Borjuis adalah sekelompok pemilik sarana produksi dan pembeli tenaga kerja,
sedangkan proletar adalah sekelompok orang yang tidak memiliki
sarana produksi dan hidup dari menjual tenaga kerjanya.[4] Borjuis sama
dengan kapitalis, kapitalis merupakan orang yang menghasilkan uang dengan uang.
Untuk
menghasilkan uang dari uangnya, maka kapitalis harus membuat relasi sosial
dengan proletariat dengan cara membeli tenaganya untuk dipekerjakan. Prinsip
ekonomi kapitalis adalah melakukan kegiatan ekonomi dengan biaya produksi
seminimal mungkin dan berusaha mendapatkan keuntungan semaksimal mungkin.
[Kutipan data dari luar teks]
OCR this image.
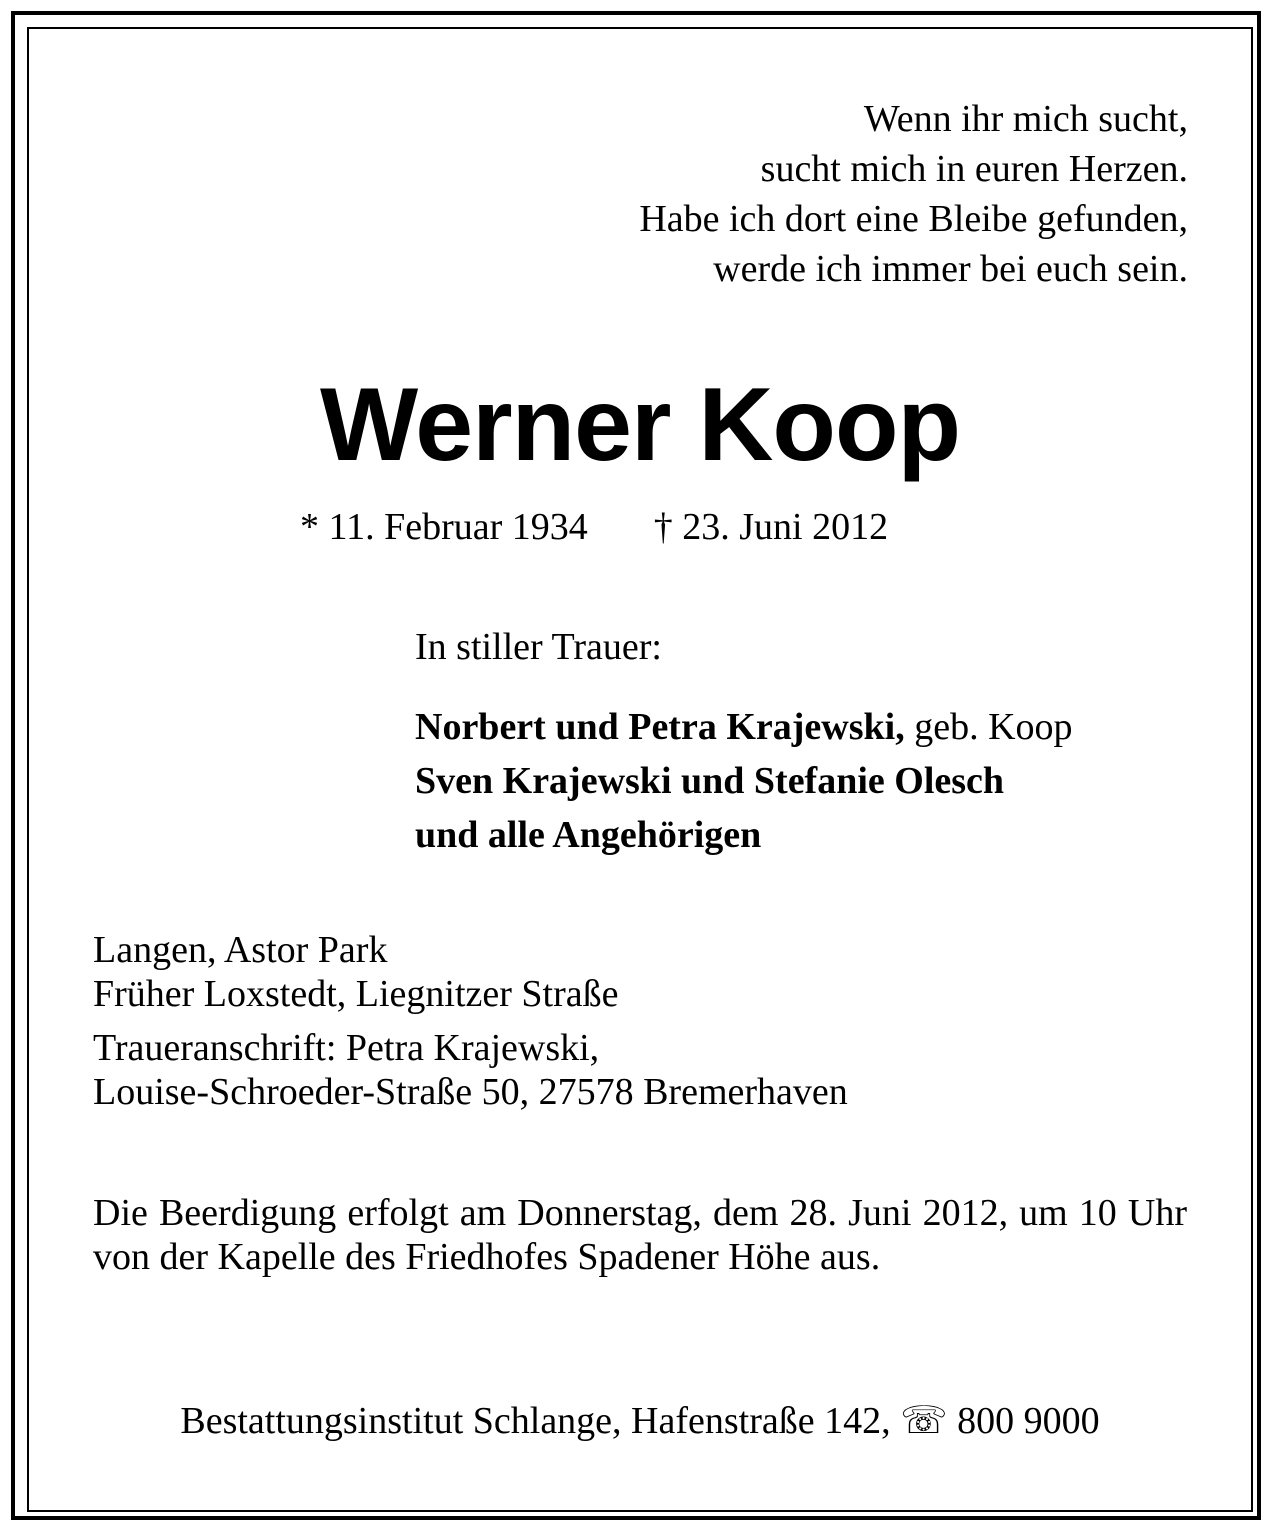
Wenn ihr mich sucht,
sucht mich in euren Herzen.
Habe ich dort eine Bleibe gefunden,
werde ich immer bei euch sein.
Werner Koop
* 11. Februar 1934 † 23. Juni 2012
In stiller Trauer:
Norbert und Petra Krajewski, geb. Koop
Sven Krajewski und Stefanie Olesch
und alle Angehörigen
Langen, Astor Park
Früher Loxstedt, Liegnitzer Straße
Traueranschrift: Petra Krajewski,
Louise-Schroeder-Straße 50, 27578 Bremerhaven
Die Beerdigung erfolgt am Donnerstag, dem 28. Juni 2012, um 10 Uhr von der Kapelle des Friedhofes Spadener Höhe aus.
Bestattungsinstitut Schlange, Hafenstraße 142, ☏ 800 9000
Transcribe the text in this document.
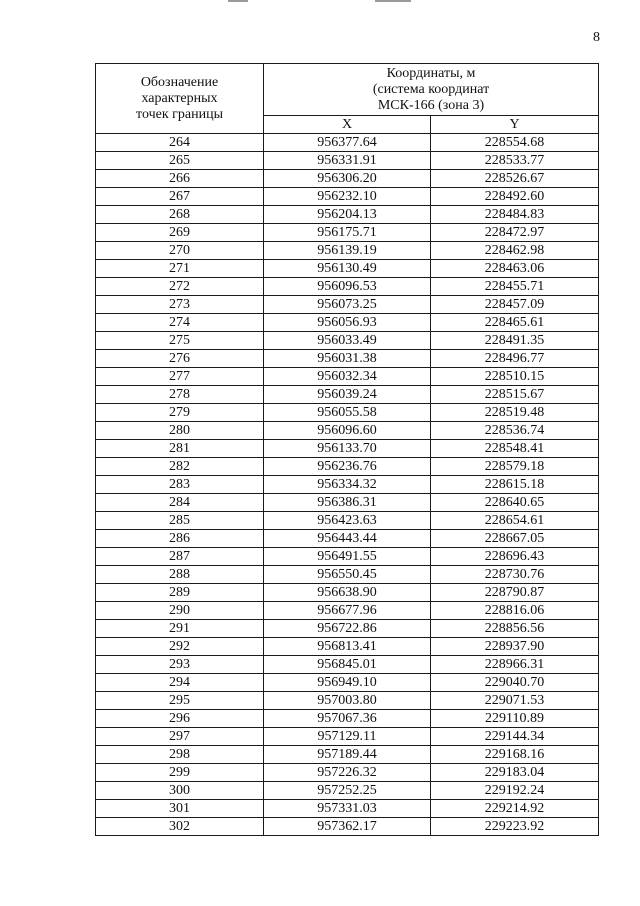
8
Обозначение
характерных
точек границы	Координаты, м
(система координат
МСК-166 (зона 3)	

	X	Y
264	956377.64	228554.68
265	956331.91	228533.77
266	956306.20	228526.67
267	956232.10	228492.60
268	956204.13	228484.83
269	956175.71	228472.97
270	956139.19	228462.98
271	956130.49	228463.06
272	956096.53	228455.71
273	956073.25	228457.09
274	956056.93	228465.61
275	956033.49	228491.35
276	956031.38	228496.77
277	956032.34	228510.15
278	956039.24	228515.67
279	956055.58	228519.48
280	956096.60	228536.74
281	956133.70	228548.41
282	956236.76	228579.18
283	956334.32	228615.18
284	956386.31	228640.65
285	956423.63	228654.61
286	956443.44	228667.05
287	956491.55	228696.43
288	956550.45	228730.76
289	956638.90	228790.87
290	956677.96	228816.06
291	956722.86	228856.56
292	956813.41	228937.90
293	956845.01	228966.31
294	956949.10	229040.70
295	957003.80	229071.53
296	957067.36	229110.89
297	957129.11	229144.34
298	957189.44	229168.16
299	957226.32	229183.04
300	957252.25	229192.24
301	957331.03	229214.92
302	957362.17	229223.92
Maka,
untuk meminimalkan biaya produksi, kapitalis membeli murah tenaga
proletar. Dari sinilah muncul teori nilai-lebih yang dikemukakan oleh Marx.
a) Teori Nilai
Lebih
Dalam teori
nilai lebih, Marx mengemukakan bahwa kapitalis membayar buruh dengan harga yang
tidak sepadan dengan pekerjaan yang dilakukan si buruh. Caranya dengan tidak
menghentikan kerja seorang buruh ketika pekerjaan tersebut sudah menghasilkan
komoditi yang nilainya setara dengan tenaga siburuh yang dibelinya. Artinya
siburuh harus melakukan dua jenis kerja, yaitu kerja untuk menghasilkan nilai
yang setara dengan upah yang diperolehnya dan kerja untuk menghasilkan nilai
bagi si kapitalis.[5] Kerja lebih inilah yang menjadi ‘nilai lebih’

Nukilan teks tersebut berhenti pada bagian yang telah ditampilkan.